Ps thanks for all your notes and explanations it really helps as a novice!!!
Taylor Stinson says
Hey Patricia – if you’re new to cooking I would recommend that you follow the recipe exactly using the ramekins the first time just to absolutely ensure that it turns out! I have not tried this recipe in a larger dish myself either so I don’t feel comfortable advising. I would imagine you could use a 9×13 baking dish but then I don’t know how that would work with the puff pastry, and it might end up being too soupy as you’ve said.
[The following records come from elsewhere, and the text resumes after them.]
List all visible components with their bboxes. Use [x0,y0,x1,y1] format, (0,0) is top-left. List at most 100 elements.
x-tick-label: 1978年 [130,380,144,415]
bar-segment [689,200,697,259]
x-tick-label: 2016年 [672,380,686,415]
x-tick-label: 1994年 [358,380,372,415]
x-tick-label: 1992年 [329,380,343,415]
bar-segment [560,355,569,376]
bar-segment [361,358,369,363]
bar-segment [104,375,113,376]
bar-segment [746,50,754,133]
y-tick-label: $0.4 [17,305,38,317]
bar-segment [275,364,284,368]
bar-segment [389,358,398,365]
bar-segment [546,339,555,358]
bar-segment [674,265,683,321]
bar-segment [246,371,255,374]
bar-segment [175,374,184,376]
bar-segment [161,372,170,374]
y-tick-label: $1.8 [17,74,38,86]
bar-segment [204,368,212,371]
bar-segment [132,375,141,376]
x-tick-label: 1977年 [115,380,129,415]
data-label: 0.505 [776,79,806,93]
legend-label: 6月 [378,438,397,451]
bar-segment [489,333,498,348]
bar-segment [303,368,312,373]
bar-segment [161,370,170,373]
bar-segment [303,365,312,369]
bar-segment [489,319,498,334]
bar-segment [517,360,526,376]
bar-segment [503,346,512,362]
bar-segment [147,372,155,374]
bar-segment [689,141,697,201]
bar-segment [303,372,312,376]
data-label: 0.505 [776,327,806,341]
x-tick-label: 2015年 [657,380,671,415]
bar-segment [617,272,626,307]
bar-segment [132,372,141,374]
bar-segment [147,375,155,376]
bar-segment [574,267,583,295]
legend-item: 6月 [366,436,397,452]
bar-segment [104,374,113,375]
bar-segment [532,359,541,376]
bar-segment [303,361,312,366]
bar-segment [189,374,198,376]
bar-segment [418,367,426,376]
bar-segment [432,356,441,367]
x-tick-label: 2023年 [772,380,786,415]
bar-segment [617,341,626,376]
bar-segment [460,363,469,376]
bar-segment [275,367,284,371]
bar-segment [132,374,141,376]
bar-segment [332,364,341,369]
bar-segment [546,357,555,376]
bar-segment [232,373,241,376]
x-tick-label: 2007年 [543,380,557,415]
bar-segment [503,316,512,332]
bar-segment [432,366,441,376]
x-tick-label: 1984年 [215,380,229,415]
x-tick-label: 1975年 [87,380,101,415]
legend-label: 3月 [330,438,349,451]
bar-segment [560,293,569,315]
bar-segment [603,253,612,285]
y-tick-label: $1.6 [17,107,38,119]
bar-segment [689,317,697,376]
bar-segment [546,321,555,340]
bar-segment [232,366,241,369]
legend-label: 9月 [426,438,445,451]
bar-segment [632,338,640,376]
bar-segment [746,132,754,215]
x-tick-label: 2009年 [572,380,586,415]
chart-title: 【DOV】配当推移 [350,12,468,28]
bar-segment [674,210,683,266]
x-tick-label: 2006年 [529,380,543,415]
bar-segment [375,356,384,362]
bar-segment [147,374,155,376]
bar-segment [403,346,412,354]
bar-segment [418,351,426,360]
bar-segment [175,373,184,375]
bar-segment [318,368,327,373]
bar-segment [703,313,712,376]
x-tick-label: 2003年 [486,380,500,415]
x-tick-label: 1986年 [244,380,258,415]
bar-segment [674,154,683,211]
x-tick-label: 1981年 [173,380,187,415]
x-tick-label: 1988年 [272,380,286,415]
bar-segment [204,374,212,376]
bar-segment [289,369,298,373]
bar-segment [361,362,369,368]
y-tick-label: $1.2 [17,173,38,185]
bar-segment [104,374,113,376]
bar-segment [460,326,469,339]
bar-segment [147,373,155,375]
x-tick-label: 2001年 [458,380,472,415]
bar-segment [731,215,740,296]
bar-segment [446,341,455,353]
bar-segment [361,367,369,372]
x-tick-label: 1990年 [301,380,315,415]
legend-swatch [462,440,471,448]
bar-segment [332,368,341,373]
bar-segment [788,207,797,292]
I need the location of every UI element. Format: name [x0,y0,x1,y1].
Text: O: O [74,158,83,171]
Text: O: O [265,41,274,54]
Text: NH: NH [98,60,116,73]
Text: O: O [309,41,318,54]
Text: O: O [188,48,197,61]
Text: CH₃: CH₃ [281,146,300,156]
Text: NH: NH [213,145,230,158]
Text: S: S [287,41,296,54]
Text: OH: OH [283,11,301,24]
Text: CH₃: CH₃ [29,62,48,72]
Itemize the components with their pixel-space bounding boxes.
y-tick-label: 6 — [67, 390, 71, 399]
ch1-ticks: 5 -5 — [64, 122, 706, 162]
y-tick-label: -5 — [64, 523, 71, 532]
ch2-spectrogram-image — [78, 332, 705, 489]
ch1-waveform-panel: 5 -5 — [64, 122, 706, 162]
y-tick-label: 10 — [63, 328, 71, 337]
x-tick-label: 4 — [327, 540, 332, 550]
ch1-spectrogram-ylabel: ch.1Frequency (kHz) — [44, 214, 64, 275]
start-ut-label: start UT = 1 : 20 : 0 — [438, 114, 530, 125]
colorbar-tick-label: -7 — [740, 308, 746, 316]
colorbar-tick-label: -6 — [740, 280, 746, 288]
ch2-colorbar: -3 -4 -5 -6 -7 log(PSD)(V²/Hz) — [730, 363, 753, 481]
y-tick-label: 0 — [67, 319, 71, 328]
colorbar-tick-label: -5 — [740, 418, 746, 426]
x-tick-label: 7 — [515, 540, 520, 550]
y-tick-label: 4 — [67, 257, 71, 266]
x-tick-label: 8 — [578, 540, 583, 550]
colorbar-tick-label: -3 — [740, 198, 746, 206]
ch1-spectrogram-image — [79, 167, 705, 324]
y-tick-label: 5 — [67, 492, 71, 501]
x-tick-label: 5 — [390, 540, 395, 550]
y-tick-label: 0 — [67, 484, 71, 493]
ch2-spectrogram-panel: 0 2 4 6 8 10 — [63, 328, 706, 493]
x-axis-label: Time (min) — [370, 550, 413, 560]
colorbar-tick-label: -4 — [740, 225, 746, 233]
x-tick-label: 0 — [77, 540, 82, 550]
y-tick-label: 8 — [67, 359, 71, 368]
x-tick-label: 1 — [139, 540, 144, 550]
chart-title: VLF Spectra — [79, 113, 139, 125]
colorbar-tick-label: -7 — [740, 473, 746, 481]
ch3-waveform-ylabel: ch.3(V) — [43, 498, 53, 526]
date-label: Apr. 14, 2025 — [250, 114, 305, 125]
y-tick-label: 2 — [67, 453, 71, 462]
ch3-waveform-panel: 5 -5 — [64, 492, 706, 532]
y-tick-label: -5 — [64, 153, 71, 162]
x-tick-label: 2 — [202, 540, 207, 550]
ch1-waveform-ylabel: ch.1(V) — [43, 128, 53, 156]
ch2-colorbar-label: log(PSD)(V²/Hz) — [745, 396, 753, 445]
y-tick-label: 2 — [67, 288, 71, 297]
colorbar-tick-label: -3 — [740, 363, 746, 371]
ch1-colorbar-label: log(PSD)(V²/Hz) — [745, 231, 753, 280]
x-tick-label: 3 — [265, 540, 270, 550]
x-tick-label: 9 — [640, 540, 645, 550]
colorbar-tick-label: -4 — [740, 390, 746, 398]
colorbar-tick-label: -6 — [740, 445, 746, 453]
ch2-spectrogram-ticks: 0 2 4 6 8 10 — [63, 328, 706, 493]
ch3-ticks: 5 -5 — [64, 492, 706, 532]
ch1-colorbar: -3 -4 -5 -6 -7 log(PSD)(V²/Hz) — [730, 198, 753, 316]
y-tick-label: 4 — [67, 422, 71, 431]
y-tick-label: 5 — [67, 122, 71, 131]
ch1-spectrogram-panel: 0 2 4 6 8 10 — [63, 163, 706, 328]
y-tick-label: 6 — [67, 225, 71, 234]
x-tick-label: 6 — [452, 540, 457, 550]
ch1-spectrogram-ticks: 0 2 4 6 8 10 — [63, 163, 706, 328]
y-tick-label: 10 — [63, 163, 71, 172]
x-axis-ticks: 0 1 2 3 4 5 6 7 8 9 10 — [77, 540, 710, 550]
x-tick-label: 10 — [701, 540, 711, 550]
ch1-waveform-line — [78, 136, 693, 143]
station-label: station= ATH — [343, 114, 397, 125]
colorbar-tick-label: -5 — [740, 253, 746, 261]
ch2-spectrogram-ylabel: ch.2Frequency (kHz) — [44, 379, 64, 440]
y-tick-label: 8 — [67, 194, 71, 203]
I’m sorry I wish I could help further!
Patricia says
Very helpful and thank you for the reply!!
Taylor Stinson says
Happy to help! 🙂 Will try to make a larger chicken pot pie later this year and update you!
Jennifer M says
I haven’t tried this but I will be shortly.
2 things
I see 6 votes but only 2 comments. Secondly, it’d be nice to be able to “jump to recipe”. My days are so full it’s difficult enough to just get the meal going without having to scroll through so much blogging and ads. I normally go back and read info on tips for cooking the dish. It seems so many recipes now have a book written before you can get to the recipe. I’m not saying you – but there’s so many out there that do.
Looks delicious ‘
Taylor Stinson says
Hi Jennifer – I am in the process of adding Jump to Recipe buttons on all of my posts, but with a backlog of over 400 recipes to update it’s taking me some time to work through them all. Thanks for your patience and your kind words!
Debbie says
Yes these are definitely adorable! How would you recommend freezing and then reheating these? Thanks!
Taylor Stinson says
Hey Debbie! I would recommend freezing in the Corningware containers themselves or using mini foil containers! Reheat at 375F for 45 minutes or so!
Stephanie says
Hi Taylor,
Do we fully cook the chicken pot pie before we freeze it?
Taylor Stinson says
Yes that is what I recommend. We do have freezing instructions right above the recipe card to help out 🙂
Richard Deschambault says
Great comfort food recipe! I love your website; it gives me great ideas. I would personally cut down on the flour a little, as I find the sauce will thicken as well while baking them. But it’s all a question of taste, isn’t it? Keep up the excellent work, looking forward to your next recipe!